Di fronte a un’accusa tanto grave, però, il lettore indignato di “Repubblica” si aspetterebbe quantomeno di trovare un pezzo che racconti chi sono e cosa fanno questi oscuri magistrati che hanno “salvato” il Berlusca. Magari sono toghe azzurre, o hanno avuto rapporti non commendevoli con Mediaset. O sono parenti dell’avvocato Ghedini. Invece niente. Resteremo tutti con il dubbio.
E nulla sapremo anche delle motivazioni del presunto salvataggio. Non si voleva infierire su un anziano pregiudicato? Si ritiene che alla sua età abbia diritto alle “cene eleganti”? La Boccassini non è popolare in Cassazione? Se si assolve Berlusconi poi lui è più accondiscendente con Renzi e le sue riforme? E’ intervenuto l’amico Putin?

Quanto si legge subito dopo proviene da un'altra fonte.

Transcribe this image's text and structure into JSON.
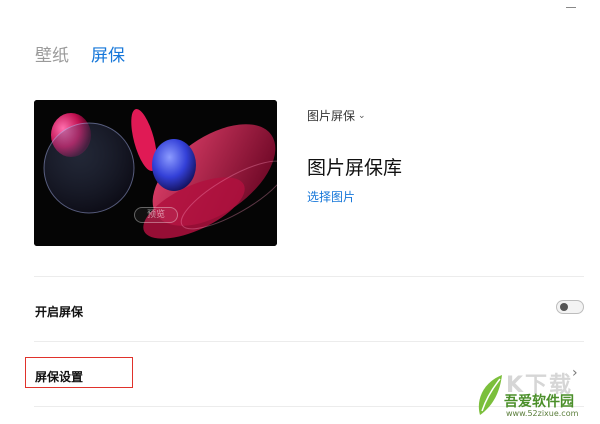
{
  "tabs": [
    {
      "label": "壁纸",
      "active": false
    },
    {
      "label": "屏保",
      "active": true
    }
  ],
  "preview": {
    "button_label": "预览"
  },
  "screensaver": {
    "type_label": "图片屏保",
    "library_title": "图片屏保库",
    "select_link": "选择图片"
  },
  "rows": {
    "enable_label": "开启屏保",
    "enable_on": false,
    "settings_label": "屏保设置"
  },
  "watermark": {
    "big_text": "K下载",
    "brand": "吾爱软件园",
    "url": "www.52zixue.com"
  },
  "colors": {
    "accent": "#1677d9",
    "highlight": "#e0322b"
  },
  "icons": [
    "minimize-icon",
    "chevron-down-icon",
    "chevron-right-icon",
    "leaf-logo-icon"
  ]
}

Tutte domande senza risposta. Ma resta anche la delusione per non aver osato di più, dalle parti di Largo Fochetti. Con la stessa logica, e con maggior chiarezza, si sarebbe potuto titolare: “Berlusconi la fa franca ancora una volta. La Cassazione assolve il noto pregiudicato”. E’ un titolo un po’ partigiano, certo, ma almeno non contiene allusioni.